I don’t want to get too hung up on which division would make the most sense, but in terms of travel times, these cities might not bad as bad as you might think. Havana is so close to Miami that the difference in times there are negligible. Monterrey could line up well with the West cities – the furthest flight in the NL West would be from SF, 3 1/2 hours away. It takes just under 4 hours to fly from New York or Washington to San Juan, and a little bit less to Santo Domingo. This is about an hour longer than the New York to Miami flight.

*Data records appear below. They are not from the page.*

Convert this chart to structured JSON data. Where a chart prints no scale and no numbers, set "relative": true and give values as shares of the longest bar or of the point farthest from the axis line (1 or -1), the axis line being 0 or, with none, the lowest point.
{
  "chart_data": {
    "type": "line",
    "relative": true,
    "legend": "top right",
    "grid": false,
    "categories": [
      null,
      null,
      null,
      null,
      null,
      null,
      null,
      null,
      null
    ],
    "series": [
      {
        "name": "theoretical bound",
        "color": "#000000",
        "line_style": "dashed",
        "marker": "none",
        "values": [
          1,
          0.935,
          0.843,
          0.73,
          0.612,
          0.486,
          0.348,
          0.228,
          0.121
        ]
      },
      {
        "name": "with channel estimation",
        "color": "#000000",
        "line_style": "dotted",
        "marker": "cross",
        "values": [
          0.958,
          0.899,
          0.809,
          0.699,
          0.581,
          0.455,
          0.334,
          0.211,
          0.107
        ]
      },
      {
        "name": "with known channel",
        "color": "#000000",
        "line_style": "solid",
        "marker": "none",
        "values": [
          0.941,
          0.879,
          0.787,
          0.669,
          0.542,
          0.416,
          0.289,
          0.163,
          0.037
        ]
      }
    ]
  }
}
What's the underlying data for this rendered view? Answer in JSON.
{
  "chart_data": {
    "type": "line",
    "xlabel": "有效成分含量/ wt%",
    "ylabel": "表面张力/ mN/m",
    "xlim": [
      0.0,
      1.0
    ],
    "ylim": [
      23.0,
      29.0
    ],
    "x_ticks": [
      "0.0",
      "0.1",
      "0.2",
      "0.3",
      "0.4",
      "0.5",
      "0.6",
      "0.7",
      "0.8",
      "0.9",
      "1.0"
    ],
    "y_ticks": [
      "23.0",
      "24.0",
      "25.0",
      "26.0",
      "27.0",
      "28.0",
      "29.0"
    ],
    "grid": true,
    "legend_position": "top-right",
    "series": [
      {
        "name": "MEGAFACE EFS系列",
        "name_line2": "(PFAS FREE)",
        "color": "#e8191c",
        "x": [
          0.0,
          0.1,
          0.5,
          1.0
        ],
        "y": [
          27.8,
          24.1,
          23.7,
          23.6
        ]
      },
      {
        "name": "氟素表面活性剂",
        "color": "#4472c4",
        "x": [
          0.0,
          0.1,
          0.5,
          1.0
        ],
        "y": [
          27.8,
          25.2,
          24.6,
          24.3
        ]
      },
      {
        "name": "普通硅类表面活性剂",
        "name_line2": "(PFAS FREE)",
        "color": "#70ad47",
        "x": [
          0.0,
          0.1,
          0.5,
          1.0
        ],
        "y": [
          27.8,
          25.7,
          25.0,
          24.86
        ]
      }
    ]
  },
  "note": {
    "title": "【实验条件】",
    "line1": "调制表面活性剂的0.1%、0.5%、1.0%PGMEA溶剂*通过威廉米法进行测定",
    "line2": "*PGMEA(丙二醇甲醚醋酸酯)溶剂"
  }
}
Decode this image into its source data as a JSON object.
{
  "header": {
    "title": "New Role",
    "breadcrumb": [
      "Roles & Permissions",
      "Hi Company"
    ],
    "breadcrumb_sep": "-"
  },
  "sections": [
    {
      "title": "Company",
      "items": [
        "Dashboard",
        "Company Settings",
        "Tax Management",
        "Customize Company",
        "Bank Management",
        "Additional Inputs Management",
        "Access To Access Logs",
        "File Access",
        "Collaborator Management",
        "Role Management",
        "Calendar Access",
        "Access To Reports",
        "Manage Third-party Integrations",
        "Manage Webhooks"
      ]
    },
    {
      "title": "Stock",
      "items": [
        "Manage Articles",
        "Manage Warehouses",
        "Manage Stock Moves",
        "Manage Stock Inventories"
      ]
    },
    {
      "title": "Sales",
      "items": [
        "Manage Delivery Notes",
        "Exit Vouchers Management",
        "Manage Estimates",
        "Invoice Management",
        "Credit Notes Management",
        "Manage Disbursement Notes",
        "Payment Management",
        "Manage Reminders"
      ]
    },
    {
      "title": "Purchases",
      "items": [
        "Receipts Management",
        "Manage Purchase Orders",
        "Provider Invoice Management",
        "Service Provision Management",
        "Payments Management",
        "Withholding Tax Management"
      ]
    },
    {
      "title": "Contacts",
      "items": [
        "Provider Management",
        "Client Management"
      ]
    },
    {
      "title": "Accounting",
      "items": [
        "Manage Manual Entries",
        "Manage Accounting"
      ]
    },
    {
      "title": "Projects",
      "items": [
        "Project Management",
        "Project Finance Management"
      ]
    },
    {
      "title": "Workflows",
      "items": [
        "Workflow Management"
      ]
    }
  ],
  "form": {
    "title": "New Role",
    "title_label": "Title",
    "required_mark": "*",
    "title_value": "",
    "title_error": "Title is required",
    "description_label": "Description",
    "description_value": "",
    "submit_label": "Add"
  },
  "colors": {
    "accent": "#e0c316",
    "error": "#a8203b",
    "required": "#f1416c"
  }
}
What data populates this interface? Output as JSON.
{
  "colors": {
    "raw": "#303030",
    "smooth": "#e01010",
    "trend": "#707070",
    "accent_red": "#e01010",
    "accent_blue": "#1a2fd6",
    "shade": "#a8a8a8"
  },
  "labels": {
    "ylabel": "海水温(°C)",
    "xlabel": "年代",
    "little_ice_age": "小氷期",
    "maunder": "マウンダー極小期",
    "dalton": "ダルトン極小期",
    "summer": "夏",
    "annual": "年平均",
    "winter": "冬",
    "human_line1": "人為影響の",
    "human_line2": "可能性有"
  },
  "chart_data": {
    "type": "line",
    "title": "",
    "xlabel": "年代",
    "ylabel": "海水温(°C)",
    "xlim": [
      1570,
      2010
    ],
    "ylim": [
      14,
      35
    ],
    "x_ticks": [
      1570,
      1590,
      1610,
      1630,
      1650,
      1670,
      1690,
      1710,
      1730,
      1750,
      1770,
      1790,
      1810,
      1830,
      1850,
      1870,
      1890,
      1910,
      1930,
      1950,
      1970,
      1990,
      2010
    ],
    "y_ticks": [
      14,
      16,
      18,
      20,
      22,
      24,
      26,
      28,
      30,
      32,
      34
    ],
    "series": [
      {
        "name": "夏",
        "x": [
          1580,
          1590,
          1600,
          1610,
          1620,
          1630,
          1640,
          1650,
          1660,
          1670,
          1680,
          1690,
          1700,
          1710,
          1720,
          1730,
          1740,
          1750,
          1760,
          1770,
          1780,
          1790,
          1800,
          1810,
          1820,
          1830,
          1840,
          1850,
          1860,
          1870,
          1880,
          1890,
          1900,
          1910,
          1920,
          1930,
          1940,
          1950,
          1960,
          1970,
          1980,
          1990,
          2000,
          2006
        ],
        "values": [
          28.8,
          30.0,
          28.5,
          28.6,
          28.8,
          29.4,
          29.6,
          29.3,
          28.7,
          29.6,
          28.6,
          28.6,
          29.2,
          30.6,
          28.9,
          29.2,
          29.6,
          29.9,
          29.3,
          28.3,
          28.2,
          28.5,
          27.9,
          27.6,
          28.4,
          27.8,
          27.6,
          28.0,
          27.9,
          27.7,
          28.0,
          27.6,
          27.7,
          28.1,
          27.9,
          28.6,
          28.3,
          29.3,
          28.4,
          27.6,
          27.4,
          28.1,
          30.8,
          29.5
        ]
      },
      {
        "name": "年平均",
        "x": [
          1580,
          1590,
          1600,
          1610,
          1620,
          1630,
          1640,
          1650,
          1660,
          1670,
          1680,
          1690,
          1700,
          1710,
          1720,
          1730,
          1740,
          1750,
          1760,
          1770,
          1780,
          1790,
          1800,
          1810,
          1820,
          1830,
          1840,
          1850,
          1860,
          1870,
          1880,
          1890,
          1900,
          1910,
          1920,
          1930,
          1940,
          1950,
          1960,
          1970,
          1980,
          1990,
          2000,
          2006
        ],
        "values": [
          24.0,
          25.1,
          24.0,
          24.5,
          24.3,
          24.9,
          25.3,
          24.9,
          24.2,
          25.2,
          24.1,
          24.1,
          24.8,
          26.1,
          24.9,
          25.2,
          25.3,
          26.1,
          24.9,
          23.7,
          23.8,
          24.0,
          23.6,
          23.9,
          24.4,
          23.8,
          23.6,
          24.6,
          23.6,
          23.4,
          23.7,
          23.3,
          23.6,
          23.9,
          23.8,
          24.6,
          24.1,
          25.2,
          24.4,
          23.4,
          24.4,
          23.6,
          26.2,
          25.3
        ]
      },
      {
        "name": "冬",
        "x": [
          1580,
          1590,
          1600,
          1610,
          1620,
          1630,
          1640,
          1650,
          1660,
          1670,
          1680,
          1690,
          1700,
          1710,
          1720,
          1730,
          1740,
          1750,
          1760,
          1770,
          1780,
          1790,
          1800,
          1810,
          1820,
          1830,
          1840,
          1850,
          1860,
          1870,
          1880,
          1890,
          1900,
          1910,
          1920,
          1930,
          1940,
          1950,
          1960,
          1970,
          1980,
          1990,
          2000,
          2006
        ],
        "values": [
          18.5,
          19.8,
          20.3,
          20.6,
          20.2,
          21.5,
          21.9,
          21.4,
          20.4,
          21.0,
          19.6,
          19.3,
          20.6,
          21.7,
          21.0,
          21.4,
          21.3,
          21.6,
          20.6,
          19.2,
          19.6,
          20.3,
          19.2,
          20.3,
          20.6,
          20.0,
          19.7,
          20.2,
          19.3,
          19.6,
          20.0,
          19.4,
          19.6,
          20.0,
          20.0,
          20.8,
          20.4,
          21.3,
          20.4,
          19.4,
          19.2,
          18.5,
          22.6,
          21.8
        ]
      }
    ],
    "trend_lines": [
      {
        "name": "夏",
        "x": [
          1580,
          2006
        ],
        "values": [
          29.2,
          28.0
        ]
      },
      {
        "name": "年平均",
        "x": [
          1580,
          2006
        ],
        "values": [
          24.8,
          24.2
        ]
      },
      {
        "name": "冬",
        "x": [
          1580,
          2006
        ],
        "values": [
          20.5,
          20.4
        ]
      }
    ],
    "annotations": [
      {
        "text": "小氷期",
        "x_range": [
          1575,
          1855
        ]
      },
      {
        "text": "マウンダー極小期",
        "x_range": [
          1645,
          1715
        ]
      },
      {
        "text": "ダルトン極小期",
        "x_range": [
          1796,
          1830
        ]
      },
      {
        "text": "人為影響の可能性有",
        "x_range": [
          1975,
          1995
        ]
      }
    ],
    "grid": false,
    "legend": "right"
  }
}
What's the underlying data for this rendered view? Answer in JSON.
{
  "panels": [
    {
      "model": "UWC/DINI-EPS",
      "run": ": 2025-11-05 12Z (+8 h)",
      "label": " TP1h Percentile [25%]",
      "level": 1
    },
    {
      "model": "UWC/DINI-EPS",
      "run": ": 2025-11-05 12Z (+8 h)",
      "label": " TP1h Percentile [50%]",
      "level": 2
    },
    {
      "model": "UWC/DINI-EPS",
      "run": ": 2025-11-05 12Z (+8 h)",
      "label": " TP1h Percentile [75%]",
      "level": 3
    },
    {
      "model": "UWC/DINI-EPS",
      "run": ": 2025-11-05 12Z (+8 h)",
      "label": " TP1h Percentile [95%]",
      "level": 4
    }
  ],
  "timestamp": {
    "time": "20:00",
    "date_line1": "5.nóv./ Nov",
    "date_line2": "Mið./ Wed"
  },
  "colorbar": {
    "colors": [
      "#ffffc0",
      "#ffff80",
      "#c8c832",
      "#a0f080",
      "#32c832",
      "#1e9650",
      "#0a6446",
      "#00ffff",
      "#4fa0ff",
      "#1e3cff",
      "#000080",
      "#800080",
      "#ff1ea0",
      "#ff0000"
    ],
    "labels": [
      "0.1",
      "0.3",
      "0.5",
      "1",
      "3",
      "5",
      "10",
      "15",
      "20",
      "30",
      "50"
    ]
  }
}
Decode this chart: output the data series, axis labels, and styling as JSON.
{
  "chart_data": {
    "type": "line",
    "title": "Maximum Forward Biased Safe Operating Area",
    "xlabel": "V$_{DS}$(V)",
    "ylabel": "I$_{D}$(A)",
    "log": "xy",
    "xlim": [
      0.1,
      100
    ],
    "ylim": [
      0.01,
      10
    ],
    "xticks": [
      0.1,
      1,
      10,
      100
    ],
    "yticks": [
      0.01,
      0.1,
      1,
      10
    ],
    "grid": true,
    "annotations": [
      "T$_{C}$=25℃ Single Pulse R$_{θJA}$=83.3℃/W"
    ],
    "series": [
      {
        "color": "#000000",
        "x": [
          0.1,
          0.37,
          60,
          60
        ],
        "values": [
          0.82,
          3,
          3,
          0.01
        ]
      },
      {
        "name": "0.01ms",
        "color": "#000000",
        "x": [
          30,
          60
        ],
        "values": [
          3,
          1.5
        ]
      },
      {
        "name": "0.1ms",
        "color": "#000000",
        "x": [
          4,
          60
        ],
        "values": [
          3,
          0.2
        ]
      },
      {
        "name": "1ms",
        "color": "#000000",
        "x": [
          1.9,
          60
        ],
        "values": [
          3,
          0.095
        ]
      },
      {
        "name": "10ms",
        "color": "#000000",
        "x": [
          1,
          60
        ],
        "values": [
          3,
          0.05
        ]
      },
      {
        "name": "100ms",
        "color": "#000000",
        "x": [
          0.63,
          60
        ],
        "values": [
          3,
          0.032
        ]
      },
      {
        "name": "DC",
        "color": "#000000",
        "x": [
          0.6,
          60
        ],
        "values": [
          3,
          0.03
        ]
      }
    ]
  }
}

In other words, the longest flights for the four teams I picked here compare well with some other extreme ends of the current divisions. In the AL West, Seattle to Houston is just over 4 hours, less than SF-Monterrey. In the AL East, Boston to Tampa is 3 hours, and the Central divisions… well, the Centrals could take buses to play each other. But in general, this isn’t a logistical nightmare, in terms of distance, which is part of the reason why I picked these cities.
So, just because I like maps, I created something similar to the CBS Sports map of MLB teams to throw in the expansion teams in the south. Here’s the original:
And here’s the southern view:
That’s all I’ve got. You got any cities that would fit better? Or maybe a different mascot or logo? Share your ideas on the comments.
*Perhaps, if MLB expansion is too ambitious, another idea would be to create minor league teams down there, beyond the pro winter leagues, which are affiliated with MLB. One way to do this would be to expand a current minor league, or move low-drawing teams. This could certainly work, but a more ambitious idea might be to create a new regular season minor league.
This new league could be a lower-tier league focused on developing young players from the region. It would give them the opportunity to learn how to live as a pro player and deal with the travel and the atmosphere of an actual team, without making them move to the mainland US. Think of it as a step above a Dominican academy. Then they can move on to high-A or whatever in the mainland and still get to form a relationship with the rest of their future MLB teammates.